The Brancusi Hall of the Romanian Modern Art Gallery of the National Museum of Art of Romania (MNAR) will be open to the public for 14 days, between 11 March, 10:45 and 25 March, 10:30.
"As of today, the Brancusi Hall of the Romanian Modern Art Gallery will be open to the public. In addition to Constantin Brancusi's early works, the Sketchbook and two bronze child heads from 1906 will be displayed for the first time for a short period. The Sketchbook will be open to different pages every week so that visitors can explore all the drawings and notes of Brancusi," the museum announced on Wednesday through a Facebook post.

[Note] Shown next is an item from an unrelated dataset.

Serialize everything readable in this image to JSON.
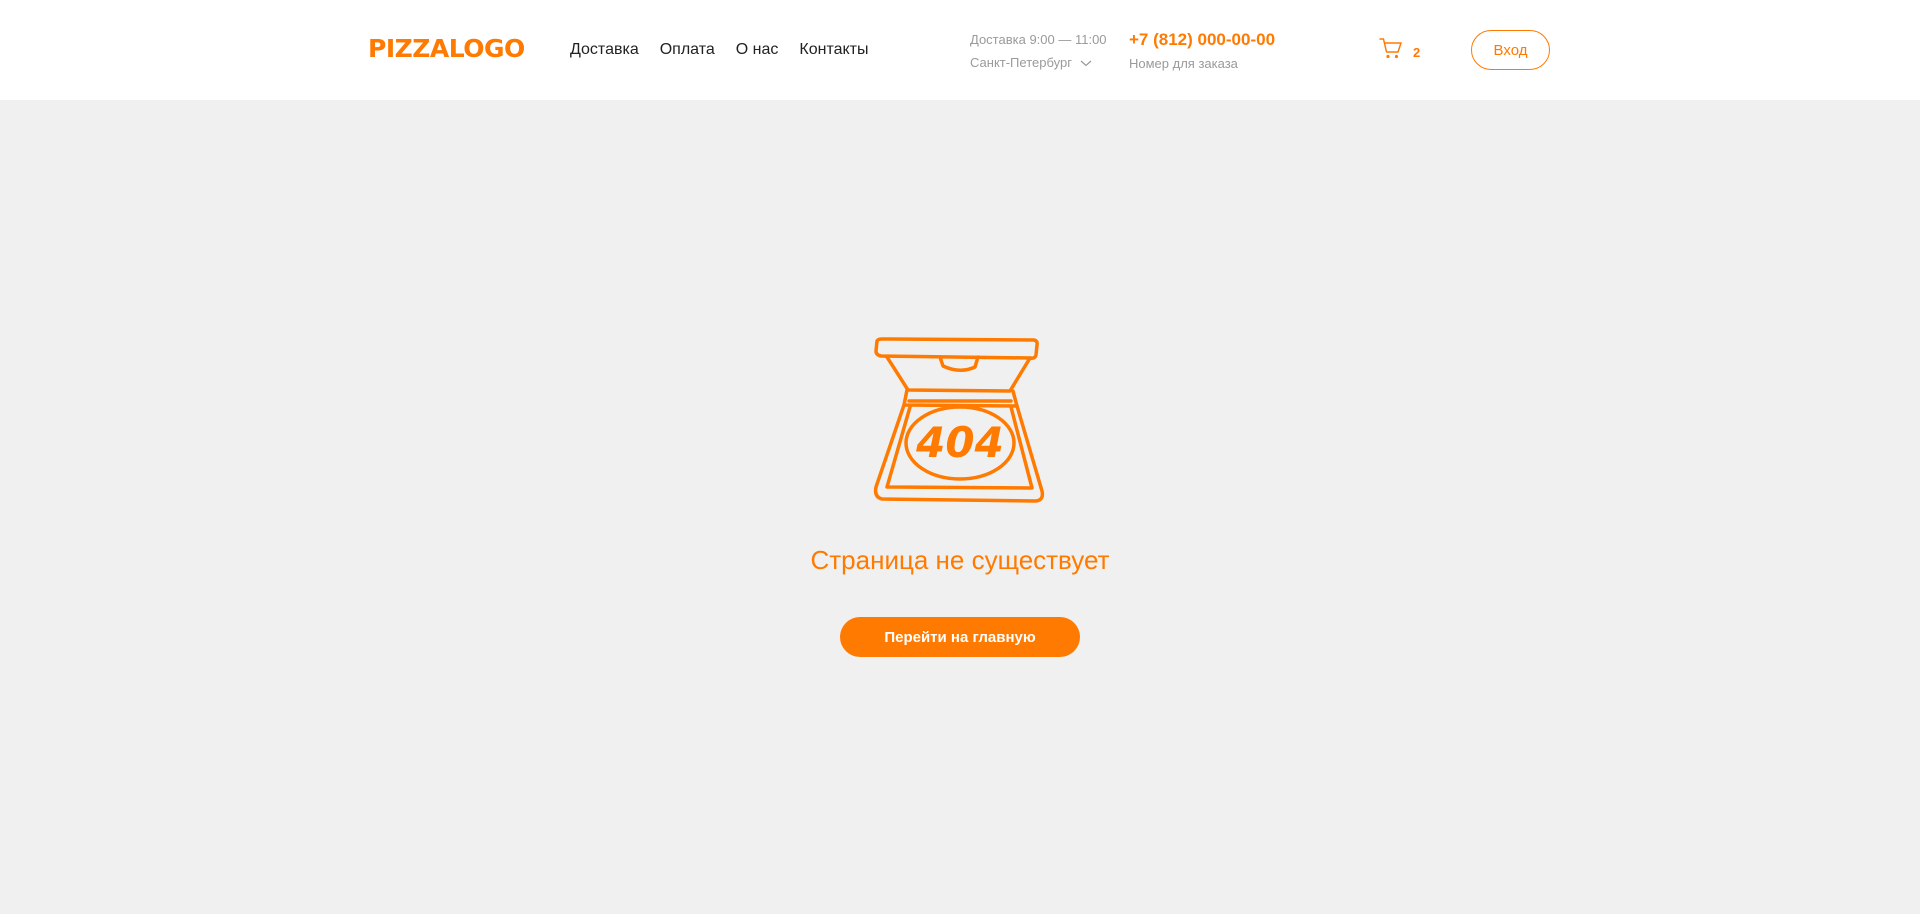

Made up of 17 pages bound in a red cloth hardcover, the sketchbook represents the only substantial testimony preserved from Constantin Brancusi's learning years as a student at the Bucharest School of Fine Arts and represents a rare piece in the museum's collection.
The document features 89 sketches - two of them unfinished - and six pages include Brancusi's own handwritten notes. The sketchbook was left by Brancusi to choral composer Ion Croitoru, prior to his departure to Paris.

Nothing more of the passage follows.